Nanotechnology has indeed opened up new opportunities for the development of biosensors. Nanoparticles, carbon nanotubes, polymers, and other nanomaterials have unique properties that can be harnessed to enhance the performance of biosensors. Nanoparticles, for example, have high surface area-to-volume ratios, which increase their sensitivity to analytes. They can also be functionalized with specific recognition elements, such as antibodies or aptamers, to enhance their selectivity. Carbon nanotubes, on the other hand, have exceptional electrical properties that make them suitable for transducing biological binding events into measurable electrical signals. Polymers, including conductive and non-conductive ones, can be used as sensing materials or as matrices to immobilize sensing components and enhance their stability. By combining these nanomaterials with other components, such as enzymes, antibodies, or DNA probes, it is possible to create nanocomposites, nanolayers, and nanothreads/ribbons, nanohybrids, and nanoclusters that can improve the sensitivity, selectivity, and stability of biosensors. These approaches have been used for a wide range of applications, such as glucose monitoring, pathogen detection, and environmental monitoring. However, it is important to note that the use of nanomaterials in biosensors also raises concerns about their potential toxicity and environmental impact. Therefore, it is crucial to carefully evaluate the safety and regulatory aspects of these technologies as they continue to develop. The development of enzymatic and non-enzymatic electrochemical biosensors for the detection of xanthine is an area of active research.
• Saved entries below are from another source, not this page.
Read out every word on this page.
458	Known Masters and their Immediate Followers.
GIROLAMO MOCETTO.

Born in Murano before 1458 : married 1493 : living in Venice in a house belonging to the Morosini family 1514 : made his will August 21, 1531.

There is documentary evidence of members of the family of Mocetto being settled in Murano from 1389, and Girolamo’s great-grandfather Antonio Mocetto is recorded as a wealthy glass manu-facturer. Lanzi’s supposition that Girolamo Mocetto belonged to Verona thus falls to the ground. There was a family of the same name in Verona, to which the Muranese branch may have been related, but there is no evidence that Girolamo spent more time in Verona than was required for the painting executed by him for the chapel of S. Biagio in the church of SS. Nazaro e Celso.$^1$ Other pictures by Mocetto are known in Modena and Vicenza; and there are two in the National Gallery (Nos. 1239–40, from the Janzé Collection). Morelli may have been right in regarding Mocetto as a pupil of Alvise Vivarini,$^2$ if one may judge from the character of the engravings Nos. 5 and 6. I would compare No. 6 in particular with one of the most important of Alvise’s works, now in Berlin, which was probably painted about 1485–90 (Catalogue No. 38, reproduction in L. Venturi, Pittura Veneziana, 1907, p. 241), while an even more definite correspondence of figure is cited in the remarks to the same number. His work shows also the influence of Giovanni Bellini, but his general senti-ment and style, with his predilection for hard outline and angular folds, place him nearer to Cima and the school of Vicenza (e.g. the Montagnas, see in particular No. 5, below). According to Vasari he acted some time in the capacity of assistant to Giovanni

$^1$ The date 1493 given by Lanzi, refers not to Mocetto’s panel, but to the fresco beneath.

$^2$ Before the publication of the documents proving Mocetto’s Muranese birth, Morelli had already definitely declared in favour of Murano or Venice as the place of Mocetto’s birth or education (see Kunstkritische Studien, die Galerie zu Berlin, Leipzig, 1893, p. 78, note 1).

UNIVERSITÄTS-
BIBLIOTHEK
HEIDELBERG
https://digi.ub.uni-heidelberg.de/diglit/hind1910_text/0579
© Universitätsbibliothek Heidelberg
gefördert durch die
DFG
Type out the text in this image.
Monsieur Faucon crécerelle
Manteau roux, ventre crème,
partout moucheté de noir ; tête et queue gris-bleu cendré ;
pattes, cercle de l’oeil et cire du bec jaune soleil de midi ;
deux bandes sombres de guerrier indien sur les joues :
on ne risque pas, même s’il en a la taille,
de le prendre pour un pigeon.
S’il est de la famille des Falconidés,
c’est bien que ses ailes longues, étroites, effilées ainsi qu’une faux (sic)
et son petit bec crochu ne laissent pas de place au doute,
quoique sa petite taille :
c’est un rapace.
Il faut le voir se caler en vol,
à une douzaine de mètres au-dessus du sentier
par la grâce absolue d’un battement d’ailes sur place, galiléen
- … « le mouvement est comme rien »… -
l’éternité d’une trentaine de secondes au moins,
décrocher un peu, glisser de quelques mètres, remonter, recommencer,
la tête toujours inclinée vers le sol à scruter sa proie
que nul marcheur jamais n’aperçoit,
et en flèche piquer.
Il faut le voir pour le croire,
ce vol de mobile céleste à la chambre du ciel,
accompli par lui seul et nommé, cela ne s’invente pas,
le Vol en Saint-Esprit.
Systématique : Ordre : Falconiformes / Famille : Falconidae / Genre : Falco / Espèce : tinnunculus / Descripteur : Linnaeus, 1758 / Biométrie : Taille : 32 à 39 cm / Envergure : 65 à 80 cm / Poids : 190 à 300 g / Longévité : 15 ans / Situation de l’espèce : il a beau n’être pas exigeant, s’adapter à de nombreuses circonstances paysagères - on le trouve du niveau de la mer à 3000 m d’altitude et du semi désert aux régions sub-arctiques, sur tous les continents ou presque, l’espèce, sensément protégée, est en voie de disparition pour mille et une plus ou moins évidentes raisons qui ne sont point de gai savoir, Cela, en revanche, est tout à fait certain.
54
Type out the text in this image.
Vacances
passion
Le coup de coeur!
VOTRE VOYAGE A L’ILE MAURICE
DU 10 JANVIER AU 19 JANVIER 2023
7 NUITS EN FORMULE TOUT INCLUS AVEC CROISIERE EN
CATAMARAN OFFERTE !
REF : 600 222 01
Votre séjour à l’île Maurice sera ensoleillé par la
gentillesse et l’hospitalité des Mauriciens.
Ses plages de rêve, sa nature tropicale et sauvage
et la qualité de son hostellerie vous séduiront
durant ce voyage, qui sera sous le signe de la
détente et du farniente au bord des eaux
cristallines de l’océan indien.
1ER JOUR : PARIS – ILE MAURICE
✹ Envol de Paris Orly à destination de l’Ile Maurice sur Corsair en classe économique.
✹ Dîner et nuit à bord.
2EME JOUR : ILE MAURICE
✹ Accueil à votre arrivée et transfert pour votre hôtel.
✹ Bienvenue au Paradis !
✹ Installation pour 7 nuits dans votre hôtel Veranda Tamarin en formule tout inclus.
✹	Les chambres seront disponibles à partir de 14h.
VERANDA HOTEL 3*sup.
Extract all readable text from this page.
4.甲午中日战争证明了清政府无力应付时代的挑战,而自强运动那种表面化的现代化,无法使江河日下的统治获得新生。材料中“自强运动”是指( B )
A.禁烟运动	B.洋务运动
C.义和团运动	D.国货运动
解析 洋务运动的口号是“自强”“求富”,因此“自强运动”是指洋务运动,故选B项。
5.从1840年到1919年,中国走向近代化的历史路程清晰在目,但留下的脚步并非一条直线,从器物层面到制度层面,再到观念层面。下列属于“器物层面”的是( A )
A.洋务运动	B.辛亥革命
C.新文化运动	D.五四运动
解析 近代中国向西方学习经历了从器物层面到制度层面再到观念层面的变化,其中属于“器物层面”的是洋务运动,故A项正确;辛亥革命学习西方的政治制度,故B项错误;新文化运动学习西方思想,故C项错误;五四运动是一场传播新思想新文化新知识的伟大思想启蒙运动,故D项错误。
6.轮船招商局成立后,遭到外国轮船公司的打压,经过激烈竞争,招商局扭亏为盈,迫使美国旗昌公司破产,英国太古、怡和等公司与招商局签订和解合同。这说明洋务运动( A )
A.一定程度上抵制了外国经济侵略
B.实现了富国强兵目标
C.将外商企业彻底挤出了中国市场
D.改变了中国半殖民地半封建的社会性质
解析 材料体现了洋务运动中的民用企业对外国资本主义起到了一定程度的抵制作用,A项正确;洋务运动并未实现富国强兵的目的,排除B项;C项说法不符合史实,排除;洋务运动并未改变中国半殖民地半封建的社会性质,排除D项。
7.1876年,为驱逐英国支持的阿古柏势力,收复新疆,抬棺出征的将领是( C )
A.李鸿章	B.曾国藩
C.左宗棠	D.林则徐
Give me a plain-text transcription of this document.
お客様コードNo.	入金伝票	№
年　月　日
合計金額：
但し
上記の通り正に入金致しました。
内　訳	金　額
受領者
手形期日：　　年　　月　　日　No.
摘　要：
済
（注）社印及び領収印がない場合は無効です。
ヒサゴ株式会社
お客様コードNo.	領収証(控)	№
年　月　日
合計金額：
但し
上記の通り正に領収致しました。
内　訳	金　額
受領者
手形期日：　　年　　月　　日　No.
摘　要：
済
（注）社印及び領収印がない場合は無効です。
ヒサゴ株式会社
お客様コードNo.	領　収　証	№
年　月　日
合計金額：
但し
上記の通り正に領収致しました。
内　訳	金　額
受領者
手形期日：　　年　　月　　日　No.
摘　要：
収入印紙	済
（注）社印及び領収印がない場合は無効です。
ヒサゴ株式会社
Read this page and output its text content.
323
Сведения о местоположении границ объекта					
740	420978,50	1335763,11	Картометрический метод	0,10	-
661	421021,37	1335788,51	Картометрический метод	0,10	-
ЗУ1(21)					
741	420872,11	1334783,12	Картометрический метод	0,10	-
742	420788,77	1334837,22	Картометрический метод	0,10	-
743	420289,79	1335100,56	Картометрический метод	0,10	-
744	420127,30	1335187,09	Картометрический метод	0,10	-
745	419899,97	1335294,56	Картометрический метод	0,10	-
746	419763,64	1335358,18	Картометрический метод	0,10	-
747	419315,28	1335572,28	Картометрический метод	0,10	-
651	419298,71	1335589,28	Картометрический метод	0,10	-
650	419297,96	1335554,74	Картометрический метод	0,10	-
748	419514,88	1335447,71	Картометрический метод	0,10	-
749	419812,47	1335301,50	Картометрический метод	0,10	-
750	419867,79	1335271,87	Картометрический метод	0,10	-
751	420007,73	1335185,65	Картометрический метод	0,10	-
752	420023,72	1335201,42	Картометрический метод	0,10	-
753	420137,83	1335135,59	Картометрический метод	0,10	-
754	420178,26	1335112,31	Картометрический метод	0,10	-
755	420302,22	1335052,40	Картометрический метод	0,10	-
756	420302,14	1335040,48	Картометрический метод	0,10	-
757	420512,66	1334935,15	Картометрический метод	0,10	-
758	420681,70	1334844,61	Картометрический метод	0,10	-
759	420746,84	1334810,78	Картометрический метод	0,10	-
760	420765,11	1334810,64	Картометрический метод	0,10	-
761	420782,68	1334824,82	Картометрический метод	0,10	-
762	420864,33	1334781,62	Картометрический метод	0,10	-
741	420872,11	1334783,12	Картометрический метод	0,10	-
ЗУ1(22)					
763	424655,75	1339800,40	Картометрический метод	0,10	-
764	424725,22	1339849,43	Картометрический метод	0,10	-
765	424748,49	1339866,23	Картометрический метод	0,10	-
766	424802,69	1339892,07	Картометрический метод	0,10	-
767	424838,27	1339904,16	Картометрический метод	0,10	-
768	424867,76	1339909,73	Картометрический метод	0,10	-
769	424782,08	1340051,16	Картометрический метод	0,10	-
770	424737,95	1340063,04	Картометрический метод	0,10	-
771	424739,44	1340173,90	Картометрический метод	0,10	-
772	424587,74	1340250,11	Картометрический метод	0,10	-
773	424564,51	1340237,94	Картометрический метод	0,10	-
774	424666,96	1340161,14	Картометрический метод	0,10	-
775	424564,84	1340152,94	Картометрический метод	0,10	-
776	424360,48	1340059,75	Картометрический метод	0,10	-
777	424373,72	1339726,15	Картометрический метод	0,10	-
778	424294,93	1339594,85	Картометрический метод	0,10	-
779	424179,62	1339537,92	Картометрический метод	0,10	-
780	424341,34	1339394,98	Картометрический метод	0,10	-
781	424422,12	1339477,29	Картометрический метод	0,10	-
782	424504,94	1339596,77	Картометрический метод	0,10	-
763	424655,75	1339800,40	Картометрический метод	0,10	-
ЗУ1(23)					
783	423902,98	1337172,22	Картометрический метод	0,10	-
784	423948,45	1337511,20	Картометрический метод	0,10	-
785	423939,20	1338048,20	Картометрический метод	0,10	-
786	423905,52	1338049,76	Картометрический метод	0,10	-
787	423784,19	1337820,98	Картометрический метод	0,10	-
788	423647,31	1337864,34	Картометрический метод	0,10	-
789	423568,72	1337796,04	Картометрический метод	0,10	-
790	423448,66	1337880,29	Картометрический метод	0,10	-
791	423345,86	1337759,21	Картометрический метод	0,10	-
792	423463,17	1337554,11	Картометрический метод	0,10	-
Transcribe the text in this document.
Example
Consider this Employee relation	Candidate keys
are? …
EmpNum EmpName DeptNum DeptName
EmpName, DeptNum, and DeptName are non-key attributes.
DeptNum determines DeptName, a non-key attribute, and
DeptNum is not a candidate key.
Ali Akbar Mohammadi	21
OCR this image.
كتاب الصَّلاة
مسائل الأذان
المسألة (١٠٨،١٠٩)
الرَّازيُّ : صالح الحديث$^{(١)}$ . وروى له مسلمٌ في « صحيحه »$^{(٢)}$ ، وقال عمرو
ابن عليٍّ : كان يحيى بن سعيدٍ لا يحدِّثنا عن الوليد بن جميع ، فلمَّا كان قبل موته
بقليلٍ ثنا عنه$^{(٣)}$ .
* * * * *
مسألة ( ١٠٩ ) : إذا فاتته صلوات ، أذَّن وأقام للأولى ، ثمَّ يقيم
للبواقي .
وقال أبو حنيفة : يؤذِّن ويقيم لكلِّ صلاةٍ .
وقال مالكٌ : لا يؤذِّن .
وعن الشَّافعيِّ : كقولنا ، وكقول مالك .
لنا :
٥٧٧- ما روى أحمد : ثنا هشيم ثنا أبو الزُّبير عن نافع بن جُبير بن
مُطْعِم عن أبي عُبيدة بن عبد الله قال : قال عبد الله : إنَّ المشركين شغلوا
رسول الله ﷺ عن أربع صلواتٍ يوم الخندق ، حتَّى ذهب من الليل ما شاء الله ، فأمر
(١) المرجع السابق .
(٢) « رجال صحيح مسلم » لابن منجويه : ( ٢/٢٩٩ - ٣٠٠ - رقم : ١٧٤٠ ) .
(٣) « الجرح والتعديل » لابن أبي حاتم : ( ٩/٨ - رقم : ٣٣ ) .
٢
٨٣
Xanthine is a purine base that is present in many biological fluids and is a precursor to uric acid, which can accumulate in the body and cause health problems [14]. Enzymatic biosensors for xanthine detection typically use xanthine oxidase (XOD) to catalyze the oxidation of xanthine to uric acid, which can then be detected using an electrochemical transducer, such as a modified electrode. Non-enzymatic biosensors, on the other hand, rely on the direct electrochemical oxidation of xanthine at the surface of the modified electrode. Various modified electrodes have been developed for the detection of xanthine using both enzymatic and non-enzymatic approaches. Carbon-based electrodes, such as glassy carbon, carbon nanotubes, and graphene, have been widely used due to their high surface area and good electrical conductivity. Metal-based electrodes, such as gold, platinum, and silver, have also been used, as well as modified electrodes using metal oxides or conducting polymers. The modification of these electrodes with various materials, such as enzymes, nanoparticles, or organic or inorganic compounds, can improve their sensitivity, selectivity, and stability for xanthine detection. For example, XOD can be immobilized on the surface of the modified electrode using various techniques, such as physical adsorption, covalent attachment, or entrapment in a polymer matrix. Other approaches include the use of nanomaterials, such as metal nanoparticles, to enhance the electrochemical signal and improve the detection limit. Recent studies have reported the development of novel xanthine biosensors based on modified electrodes, including those using carbon nanotubes or graphene oxide, metal nanoparticles, or conducting polymers as sensing materials. These biosensors have shown promising results in terms of sensitivity, selectivity, and reproducibility, and have the potential to be used in clinical and research settings for the detection of xanthine [15]. Overall, the development of enzymatic and non-enzymatic electrochemical biosensors based on modified electrodes represents an important advancement in the field of xanthine detection and has potential applications in the diagnosis and monitoring of various health conditions.